# Information Extrction 

spacy is used as key library

# 1)- Importing key Modules

In [1]:
#support both Python 2 and Python 3 with minimal overhead.
from __future__ import absolute_import, division, print_function
import warnings
warnings.filterwarnings('ignore')

In [2]:
import spacy
from spacy.matcher import Matcher
from spacy.tokens import Span
from spacy import displacy

In [3]:
nlp = spacy.load('en_core_web_sm')

# 2)- Extracting sentiment from sentence

In [4]:
text="In my opinion, Facebook was great organization. Now, Facebook is quite good."

In [5]:
print(text)

In my opinion, Facebook was great organization. Now, Facebook is quite good.


In [6]:
matcher = Matcher(nlp.vocab)

In [7]:
matched_sents = []

In [8]:
pattern = [{"LOWER": "facebook"}, {"LEMMA": "be"}, {"POS": "ADV", "OP": "*"}, {"POS": "ADJ"}]

In [9]:
spacy.explain('ADJ')

'adjective'

In [10]:
spacy.explain('ADV')

'adverb'

- So, we have our key entity i.e Facebook. 

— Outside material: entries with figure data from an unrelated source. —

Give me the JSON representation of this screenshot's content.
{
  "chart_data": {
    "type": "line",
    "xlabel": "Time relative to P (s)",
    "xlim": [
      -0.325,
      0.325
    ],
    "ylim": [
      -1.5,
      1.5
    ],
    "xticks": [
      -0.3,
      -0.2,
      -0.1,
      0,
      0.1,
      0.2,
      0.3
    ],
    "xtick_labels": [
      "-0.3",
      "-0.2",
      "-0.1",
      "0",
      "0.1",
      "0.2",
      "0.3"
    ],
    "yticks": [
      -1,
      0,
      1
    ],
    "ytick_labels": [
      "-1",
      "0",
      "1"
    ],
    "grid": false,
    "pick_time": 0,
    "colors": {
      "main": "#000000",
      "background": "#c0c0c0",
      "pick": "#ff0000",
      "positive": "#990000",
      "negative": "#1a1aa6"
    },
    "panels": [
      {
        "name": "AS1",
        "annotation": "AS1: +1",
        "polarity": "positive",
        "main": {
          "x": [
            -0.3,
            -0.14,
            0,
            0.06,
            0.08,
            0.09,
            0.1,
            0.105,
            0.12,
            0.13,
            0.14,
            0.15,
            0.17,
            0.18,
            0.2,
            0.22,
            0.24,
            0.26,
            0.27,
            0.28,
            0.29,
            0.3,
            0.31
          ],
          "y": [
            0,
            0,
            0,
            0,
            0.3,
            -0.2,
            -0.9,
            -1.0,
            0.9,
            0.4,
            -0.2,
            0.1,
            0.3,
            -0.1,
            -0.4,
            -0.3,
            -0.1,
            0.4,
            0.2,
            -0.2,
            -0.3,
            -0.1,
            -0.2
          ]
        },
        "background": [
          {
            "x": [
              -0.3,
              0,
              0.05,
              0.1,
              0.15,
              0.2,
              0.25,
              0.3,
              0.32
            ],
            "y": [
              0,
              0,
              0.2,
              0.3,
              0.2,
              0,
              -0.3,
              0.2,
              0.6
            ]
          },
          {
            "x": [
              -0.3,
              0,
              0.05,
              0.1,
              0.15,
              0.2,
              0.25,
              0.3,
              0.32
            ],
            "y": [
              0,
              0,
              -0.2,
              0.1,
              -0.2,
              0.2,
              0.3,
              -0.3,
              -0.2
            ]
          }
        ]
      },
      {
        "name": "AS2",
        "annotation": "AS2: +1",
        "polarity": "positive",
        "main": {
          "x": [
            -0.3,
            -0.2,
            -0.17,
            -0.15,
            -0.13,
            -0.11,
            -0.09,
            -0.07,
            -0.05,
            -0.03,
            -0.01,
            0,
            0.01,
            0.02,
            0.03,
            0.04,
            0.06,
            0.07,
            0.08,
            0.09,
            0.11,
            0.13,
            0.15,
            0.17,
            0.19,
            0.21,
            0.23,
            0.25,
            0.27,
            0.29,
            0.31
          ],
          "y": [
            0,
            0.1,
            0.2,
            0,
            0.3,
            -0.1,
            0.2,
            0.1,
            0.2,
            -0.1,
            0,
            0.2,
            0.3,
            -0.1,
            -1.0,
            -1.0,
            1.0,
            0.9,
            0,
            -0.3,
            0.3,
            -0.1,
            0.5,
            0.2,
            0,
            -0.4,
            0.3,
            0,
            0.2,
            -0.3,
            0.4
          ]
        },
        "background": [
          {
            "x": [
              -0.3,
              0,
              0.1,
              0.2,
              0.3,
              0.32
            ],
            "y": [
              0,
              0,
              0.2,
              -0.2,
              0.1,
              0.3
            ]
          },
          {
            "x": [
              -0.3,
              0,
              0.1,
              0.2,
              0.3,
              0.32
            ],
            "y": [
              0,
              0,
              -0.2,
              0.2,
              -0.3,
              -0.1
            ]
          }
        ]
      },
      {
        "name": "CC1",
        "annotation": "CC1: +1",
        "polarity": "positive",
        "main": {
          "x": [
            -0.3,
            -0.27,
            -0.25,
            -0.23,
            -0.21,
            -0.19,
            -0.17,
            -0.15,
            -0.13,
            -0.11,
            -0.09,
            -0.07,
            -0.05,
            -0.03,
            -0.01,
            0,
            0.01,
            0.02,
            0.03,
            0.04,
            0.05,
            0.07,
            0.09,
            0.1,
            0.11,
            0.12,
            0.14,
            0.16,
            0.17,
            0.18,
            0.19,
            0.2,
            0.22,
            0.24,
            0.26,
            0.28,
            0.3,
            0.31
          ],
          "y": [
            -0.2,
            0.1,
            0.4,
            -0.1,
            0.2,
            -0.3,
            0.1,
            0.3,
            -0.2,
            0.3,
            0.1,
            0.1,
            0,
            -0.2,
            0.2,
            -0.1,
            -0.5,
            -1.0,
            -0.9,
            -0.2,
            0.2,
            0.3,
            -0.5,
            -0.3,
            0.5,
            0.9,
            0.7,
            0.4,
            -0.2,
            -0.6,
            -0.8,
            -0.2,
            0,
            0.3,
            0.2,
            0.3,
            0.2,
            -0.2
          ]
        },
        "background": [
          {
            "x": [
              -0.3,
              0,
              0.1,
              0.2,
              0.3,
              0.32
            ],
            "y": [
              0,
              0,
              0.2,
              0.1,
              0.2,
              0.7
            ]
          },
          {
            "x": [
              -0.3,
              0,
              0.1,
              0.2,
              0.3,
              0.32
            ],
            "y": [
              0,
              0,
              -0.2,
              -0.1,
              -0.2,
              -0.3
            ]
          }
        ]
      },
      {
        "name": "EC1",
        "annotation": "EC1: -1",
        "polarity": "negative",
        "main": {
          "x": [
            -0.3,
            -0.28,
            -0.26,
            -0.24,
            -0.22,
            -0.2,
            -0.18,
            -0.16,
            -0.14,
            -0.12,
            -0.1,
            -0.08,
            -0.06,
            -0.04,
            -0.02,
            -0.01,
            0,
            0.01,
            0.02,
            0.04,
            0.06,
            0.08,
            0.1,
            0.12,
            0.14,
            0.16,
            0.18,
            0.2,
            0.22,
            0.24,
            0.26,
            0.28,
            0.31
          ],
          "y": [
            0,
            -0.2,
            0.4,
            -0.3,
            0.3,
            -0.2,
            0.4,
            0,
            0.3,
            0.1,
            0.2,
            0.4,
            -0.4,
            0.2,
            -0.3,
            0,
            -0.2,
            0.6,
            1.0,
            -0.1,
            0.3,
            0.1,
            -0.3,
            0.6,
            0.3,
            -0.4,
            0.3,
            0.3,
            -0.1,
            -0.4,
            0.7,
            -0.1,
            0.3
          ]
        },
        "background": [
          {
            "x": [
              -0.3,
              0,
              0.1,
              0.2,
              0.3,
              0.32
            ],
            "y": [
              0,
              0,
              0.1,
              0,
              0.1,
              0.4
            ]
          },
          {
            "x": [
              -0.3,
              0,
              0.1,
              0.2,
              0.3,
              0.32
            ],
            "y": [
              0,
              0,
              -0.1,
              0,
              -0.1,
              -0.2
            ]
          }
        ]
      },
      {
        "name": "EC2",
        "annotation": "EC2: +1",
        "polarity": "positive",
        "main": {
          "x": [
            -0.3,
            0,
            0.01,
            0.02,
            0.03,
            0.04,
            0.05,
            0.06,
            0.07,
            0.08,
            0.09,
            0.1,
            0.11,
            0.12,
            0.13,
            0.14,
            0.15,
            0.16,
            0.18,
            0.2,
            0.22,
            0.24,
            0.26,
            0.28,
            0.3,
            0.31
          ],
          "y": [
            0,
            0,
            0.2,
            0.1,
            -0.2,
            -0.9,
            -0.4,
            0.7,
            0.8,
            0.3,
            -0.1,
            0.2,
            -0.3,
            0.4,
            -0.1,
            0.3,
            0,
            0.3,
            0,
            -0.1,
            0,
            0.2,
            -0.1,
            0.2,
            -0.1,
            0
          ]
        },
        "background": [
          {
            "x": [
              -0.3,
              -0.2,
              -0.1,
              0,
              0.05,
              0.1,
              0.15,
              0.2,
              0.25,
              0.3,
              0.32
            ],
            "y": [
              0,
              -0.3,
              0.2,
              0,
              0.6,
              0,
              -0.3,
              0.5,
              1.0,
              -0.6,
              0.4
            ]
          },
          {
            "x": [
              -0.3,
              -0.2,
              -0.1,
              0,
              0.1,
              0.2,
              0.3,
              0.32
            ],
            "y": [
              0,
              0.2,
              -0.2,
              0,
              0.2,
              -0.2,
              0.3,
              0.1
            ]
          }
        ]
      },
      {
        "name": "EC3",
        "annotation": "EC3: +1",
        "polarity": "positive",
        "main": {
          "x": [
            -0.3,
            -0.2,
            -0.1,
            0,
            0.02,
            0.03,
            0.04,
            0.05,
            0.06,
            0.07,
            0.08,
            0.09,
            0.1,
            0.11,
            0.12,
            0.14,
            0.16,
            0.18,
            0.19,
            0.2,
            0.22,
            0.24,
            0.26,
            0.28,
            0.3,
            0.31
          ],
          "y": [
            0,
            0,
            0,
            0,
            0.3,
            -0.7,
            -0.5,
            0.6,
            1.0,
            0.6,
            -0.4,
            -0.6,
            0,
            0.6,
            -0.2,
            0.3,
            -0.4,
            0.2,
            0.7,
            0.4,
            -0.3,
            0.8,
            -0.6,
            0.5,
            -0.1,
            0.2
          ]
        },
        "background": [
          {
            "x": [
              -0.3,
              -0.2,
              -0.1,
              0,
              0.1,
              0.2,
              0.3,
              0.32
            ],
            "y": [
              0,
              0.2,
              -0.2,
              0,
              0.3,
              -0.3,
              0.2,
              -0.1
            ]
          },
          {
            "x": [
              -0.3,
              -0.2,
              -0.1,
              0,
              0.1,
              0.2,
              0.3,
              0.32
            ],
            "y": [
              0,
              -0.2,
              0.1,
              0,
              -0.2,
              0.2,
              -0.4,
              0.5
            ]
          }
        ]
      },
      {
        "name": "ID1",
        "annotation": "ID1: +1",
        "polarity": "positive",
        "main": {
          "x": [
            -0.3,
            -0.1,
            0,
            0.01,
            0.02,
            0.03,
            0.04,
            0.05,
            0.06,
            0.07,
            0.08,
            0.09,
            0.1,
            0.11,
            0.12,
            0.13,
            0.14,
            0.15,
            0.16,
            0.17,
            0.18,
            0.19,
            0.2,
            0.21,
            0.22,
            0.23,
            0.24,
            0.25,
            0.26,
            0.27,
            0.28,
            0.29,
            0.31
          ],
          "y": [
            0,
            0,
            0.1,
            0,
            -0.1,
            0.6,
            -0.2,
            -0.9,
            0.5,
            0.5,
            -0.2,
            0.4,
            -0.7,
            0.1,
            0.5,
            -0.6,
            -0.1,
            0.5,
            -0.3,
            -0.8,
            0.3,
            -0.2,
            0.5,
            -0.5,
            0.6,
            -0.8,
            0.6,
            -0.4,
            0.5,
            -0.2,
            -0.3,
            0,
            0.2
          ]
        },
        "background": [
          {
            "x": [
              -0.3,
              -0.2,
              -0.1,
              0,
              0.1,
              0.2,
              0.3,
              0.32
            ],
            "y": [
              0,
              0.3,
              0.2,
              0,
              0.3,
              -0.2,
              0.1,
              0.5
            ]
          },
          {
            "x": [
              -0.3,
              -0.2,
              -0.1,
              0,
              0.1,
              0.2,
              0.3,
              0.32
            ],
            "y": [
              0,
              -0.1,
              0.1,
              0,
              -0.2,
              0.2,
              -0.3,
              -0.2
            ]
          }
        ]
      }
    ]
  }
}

- Then we have a verb which is expressed by lemma

- After this common pattern, we expect adjective such as good, bad etc

- Adverb is for as a qualifier as if some one wants to add more meaning. Very good, quite bad

In [11]:
def callback_method_fb(matcher, doc, i, matches):
    matched_id, start, end = matches[i]
    span = doc[start:end]
    sent = span.sent
    
    match_ents = [{
        'start':span.start_char - sent.start_char,
        'end': span.end_char - sent.start_char,
        'label': 'MATCH'
    }]
    
    matched_sents.append({'text': sent.text, 'ents':match_ents})

In [12]:
matcher.add("fb", callback_method_fb, pattern)

In [13]:
doc = nlp(text)

In [14]:
doc

In my opinion, Facebook was great organization. Now, Facebook is quite good.

In [15]:
matches = matcher(doc)
matches

[(8017838677478259815, 4, 7), (8017838677478259815, 11, 15)]

In [16]:
matched_sents

[{'text': 'In my opinion, Facebook was great organization.',
  'ents': [{'start': 15, 'end': 33, 'label': 'MATCH'}]},
 {'text': 'Now, Facebook is quite good.',
  'ents': [{'start': 5, 'end': 27, 'label': 'MATCH'}]}]

In [17]:
displacy.render(matched_sents, style='ent', manual = True)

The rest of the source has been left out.